I broker di Borsa la chiamano «spirale ribassista» che per i non addetti ai lavori può tradursi in «caduta libera». È quello che sta succedendo a Mps: il titolo dell'istituto di Rocca Salimbeni ieri lasciato sul terreno un altro 3,36% sprofondando a 2,78 euro. Solo nell'ultimo mese il calo è stato del 18,3 per cento.
Ma cosa è cambiato negli ultimi giorni per destabilizzare il titolo? Certo, l'uscita dal guado è lunga e complicata, come ha detto a più riprese lo stesso ad Marco Morelli. Il Monte è tornato in Piazza Affari lo scorso 25 ottobre a 4,55 euro ad azione, una cifra già inferiore ai 6,49 euro pagati dal Tesoro, azionista di controllo con quasi il 70%, per ricapitalizzare la banca ed evitarle il fallimento. Lo Stato ora fa i conti con una perdita potenziale (ovvero se dovesse vendere oggi) di oltre tre miliardi a fronte di un investimento complessivo di circa 5,4 miliardi. Negli accordi presi con l'Europa l'ultimo atto del salvataggio 2017 passa per una fusione che permetta al Tesoro di Pier Carlo Padoan - per altro eletto in quota Pd proprio nel collegio di Siena all'ultime elezioni - di uscire senza farsi troppo male. Ma più in Borsa il prezzo va giù, più sale il conto da pagare per il disturbo. Nelle sale operative si teme, inoltre, che la Bce possa alzare l'asticella di tagli e risparmi da chiedere alla banca senese che ha chiuso il bilancio dell'anno scorso con un rosso di 3,5 miliardi. E che quindi serva un altro aumento di capitale entro la fine dell'anno. Chi ci metterà i soldi? In quel caso andrà trovata o con una soluzione di mercato, ma di cavalieri bianchi al momento non se ne vedono, o «alla Santander» commenta un analista riferendosi al salvataggio «di sistema» in Spagna del Banco Popular arrivato a un passo dal bail in.

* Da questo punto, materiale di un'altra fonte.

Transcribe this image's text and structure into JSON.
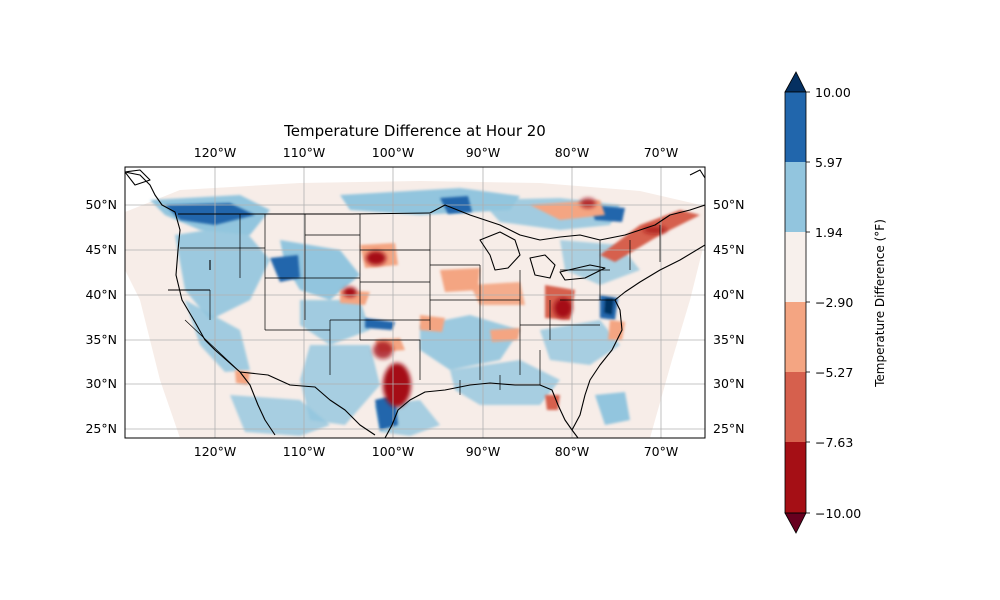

Altre fonti finanziarie spiegano il crollo del titolo con la fuga del fondi stranieri, soprattutto di quelli speculativi come Carlson e Paulson (il manager che aveva costruito la posizione su Mps è rientrato nei tagli allo staff dell'hedge fund decisi la settimana scorsa) che si starebbero liberando delle azioni senesi. Il motivo non va cercato solo nello stato di salute del Montepaschi, ancora precario. Ma anche nel risultato delle ultime elezioni: l'eventuale alleanza fra Lega e Cinque Stelle vedrebbe al governo due forze politiche che vorrebbero Mps nazionalizzata, così il cda tornerebbe a parlare senese. Uno scenario che fa tremare i fondi contro i quali, per altro, i grillini si erano scagliati al tempo dell'approvazione del decreto sulla conversione dei bond subordinati. Preoccupati anche per l'effettiva mole dei cosiddetti Utp (unlikely to pay) ovvero i crediti per i quali la banca ritiene improbabile un rimborso integrale che possono poi diventare sofferenze.
In testa alle «principali svalutazioni cumulate relativi a titoli di capitale emessi da soggetti classificati tra le inadempienze probabili; si legge nel bilancio 2017, c'è la Sorgenia della famiglia De Benedetti (43,6 milioni) che compare anche in testa all'elenco delle principali svalutazioni effettuate nel corso dell'esercizio con (2,9 milioni).
Alla data di chiusura del bilancio il Monte ha 408 posizioni relative a creditori che hanno fatto domanda di concordato in «bianco» per un'esposizione netta di 242,4 milioni e 9 posizioni relative a creditori che hanno fatto ricorso all'istituto del concordato con continuità aziendale per un'esposizione netta di circa 3,4 milioni.